Cada vez que llega la fiesta de la Trinidad viene a mi memoria aquella historia, leyenda, anécdota, llámese como quiera, sobre San Agustín. Posiblemente la gran mayoría la conozca. Se cuenta que un día el obispo de Hipona estaba paseando por la playa, pensando en el misterio de la Trinidad. En esto se encontró con un niño, que estaba haciendo un hoyo en la arena. San Agustín le preguntó qué hacía, y el niño dijo que estaba haciendo un agujero para meter el agua del mar en él. El santo, sorprendido, le respondió que aquello era imposible, a lo que el niño contestó que más imposible era comprender el misterio de la Trinidad.

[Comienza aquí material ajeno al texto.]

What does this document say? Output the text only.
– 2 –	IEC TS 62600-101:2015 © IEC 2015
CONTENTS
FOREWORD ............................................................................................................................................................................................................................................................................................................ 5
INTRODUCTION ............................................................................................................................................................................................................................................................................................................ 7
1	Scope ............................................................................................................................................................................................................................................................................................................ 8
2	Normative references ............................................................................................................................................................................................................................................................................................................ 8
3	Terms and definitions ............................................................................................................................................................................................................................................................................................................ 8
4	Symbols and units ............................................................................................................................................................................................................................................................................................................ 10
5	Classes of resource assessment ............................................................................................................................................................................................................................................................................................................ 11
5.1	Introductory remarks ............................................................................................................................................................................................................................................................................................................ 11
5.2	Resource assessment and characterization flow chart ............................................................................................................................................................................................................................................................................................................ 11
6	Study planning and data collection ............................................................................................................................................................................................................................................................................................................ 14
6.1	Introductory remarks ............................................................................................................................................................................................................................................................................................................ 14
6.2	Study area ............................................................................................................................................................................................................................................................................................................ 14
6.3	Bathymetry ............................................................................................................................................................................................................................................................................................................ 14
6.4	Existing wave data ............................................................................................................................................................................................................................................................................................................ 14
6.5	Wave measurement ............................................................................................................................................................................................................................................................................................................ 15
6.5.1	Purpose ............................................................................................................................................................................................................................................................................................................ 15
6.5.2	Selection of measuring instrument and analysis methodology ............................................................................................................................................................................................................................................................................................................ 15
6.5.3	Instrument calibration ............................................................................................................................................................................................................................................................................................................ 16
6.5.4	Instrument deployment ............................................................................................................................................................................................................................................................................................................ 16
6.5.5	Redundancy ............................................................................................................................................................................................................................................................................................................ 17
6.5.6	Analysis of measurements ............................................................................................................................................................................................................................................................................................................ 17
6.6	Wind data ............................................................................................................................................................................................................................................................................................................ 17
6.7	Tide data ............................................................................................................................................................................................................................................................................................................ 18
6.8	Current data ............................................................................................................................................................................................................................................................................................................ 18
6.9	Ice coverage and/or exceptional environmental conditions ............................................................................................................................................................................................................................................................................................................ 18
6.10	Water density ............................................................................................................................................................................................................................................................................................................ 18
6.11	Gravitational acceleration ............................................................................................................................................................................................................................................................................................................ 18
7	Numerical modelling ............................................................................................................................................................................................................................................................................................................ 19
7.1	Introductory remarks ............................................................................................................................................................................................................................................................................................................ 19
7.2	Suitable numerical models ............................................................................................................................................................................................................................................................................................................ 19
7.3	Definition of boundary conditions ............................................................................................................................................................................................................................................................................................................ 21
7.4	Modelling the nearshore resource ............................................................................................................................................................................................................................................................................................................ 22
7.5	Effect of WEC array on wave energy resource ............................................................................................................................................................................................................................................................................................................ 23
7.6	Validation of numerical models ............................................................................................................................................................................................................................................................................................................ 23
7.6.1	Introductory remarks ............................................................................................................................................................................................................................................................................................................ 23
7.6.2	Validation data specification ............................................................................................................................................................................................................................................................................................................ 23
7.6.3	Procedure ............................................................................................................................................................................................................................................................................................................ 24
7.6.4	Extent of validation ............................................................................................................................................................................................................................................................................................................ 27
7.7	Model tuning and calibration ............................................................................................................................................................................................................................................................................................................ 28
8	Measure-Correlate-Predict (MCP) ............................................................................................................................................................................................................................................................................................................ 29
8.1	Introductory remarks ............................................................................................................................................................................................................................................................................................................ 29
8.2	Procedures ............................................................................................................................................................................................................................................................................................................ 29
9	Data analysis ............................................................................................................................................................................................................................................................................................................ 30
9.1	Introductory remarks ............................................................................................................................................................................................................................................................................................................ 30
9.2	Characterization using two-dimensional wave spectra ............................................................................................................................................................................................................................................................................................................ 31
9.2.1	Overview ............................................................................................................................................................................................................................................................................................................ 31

Posiblemente no pase de una leyenda, pero el hecho de intentar comprender cómo Dios son tres personas y una naturaleza, es decir, tres en uno, parece (y que me perdonen los teólogos dogmáticos) intentar la cuadratura del círculo. Y además, hay que mostrar que esto no es contrario a la razón, ni fruto de una interpretación mitológica de la divinidad.

La Iglesia, desde los primeros siglos del cristianismo, se ha empeñado en enseñar que tanto el Padre, como el Hijo, y el Espíritu Santo son tres personas distintas, y no sólo tres formas de darse a conocer Dios o de manifestarse; que los tres son un único Dios, no tres dioses; y que el cristianismo no es una religión politeísta. ¿Por qué tantos esfuerzos?, especialmente, cuando un pensamiento como este rompía con las creencias que había en la época, e incluso era contrario a la unidad de Dios defendida por los filósofos griegos.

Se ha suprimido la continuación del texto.